To Slow Cook or Not to Slow Cook? That is the question…

It starting to come back in vogue to utilize a slow cooker or crock pot. In general, I am someone who likes to get great, healthy food on the table fast. I don’t always do well with things that are slow. However, the amount of time it takes to prepare ingredients for the slow cooker *is* fast and I like that you don’t have to think about it again until it’s time to eat.
Here are some tips on ways to revitalize flavor, reverse bad past crock-pot experiences, and have a healthy, savory meal that is not an overcooked pile of mush.
The first and most important tip to having a delicious crock pot meal is to choose the right type of ingredients. This is where you should utilize ingredients that take longer to cook like traditionally tough cuts of meat. These include brisket, pork butt, or an entire chicken. (By the way, these are traditionally less expensive meats. So, if you are trying to budget for meals, this is a great way to help with that—or if you are trying to budget for organic ingredients, this is where you can upgrade to organic or natural cuts of meat.). When cooked for so many hours, these tougher meats taste great and fall off the bone easily. And, you get the added benefit of pulling nutrients from the bone.
If you’ve had a bad experience with a crock pot, most likely you’ve participated in the biggest mistake: Do not use canned vegetables in a slow cooker. Period. Ever. Using canned vegetables in a crock pot recipe will simply turn your meal into a vegetable smoothie. Canned vegetables are already overcooked when they are put in the can. Cooking them for another 6-8 hours will disintegrate them. Potatoes, carrot, onions, and other firm veggies do well in a slow cooker. Using canned tomatoes is fine—mostly because you will probably be using them in a sauce so they hold up well. Absolute no-no’s: canned green beans, canned corn, and canned peas. Actually, let me go ahead and advise you to NEVER use these canned vegetables if you can help it.
Under seasoning is another mistake I see people make all the time. Since the food is cooking there for so long—the equivalent of a long, slow boil—there needs to be a few levels of flavors. There are a couple ways to do this. If you are making a meat or bean dish, I suggest sautéing savories like onions, shallots, or garlic in extra virgin olive oil first before you put in the crock pot. The flavors seep into the oil better if you take this extra step.

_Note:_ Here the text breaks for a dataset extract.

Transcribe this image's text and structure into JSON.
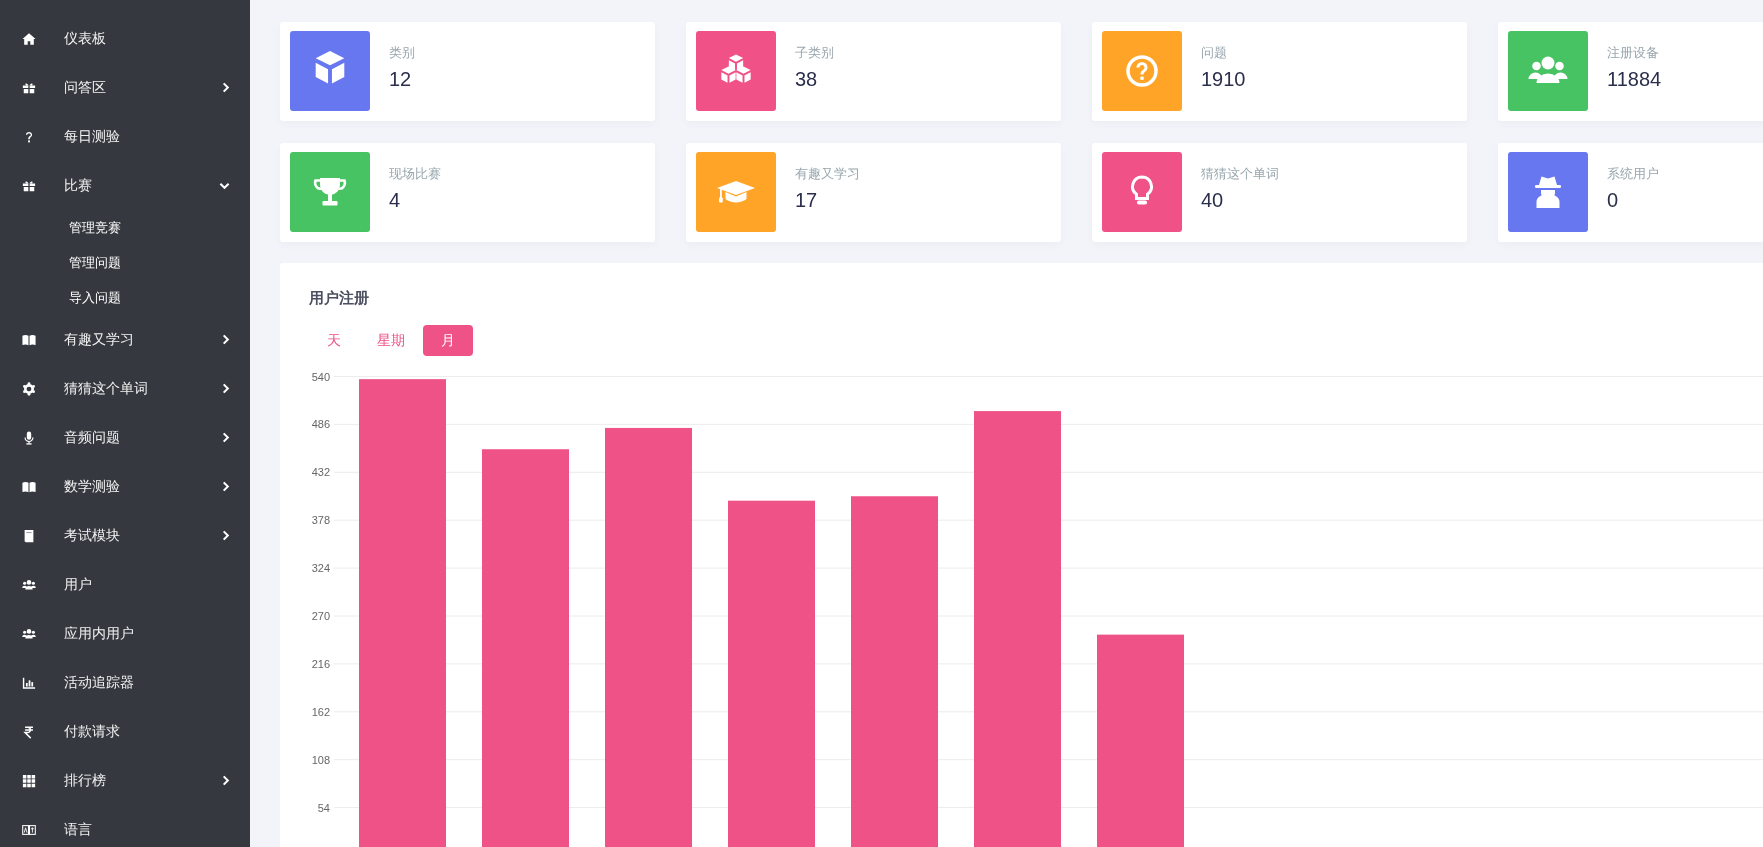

Also, add fresh cut herbs at the very end or a squeeze of lemon or lime to brighten up the dish and give fresh flavor quickly.
Add ingredients that are high in flavor. For example fire roasted tomatoes or fire-roasted chilies. Another tip is that adding a ½ piece of bacon cut into small pieces will add tons of flavor without all the fat. A ½ a piece of bacon has about 1.5 grams of fat, depending on the size. Not bad for adding another dimension of smoky, delicious flavor. Can you tell I’m a fan of bacon?
Here are some easy crock pot tips for the ultimate chicken soup. Take an entire chicken, quartered and bone in, cover with enough water to cover the chicken. For every four cups of water, throw in a 1-2 inch piece of ginger root, and about 4 whole garlic cloves. Then add carrots, celery, and onions and cook for eight hours on the low setting, or four hours on high. At the end, add fresh cut parsley and a squeeze of fresh lemon.
The slow cooker pulls out the flavor in this traditional soup in ways that you wouldn’t experience if it was cooked quickly. And, not only do you get the nutrition in the bones, but the chicken falling off the bone.
You can also use the slow cooker for a healthy, delicious breakfast. Throw in steel cut oats and water and about a teaspoon of cinnamon and slow cook over night. You can also add dried fruits like apples or apricots—these will rehydrate and add great nutrition and flavor.
Yes, it’s slow, but worth the wait. Enjoy the delicious benefits of your crock pot while winter is upon us.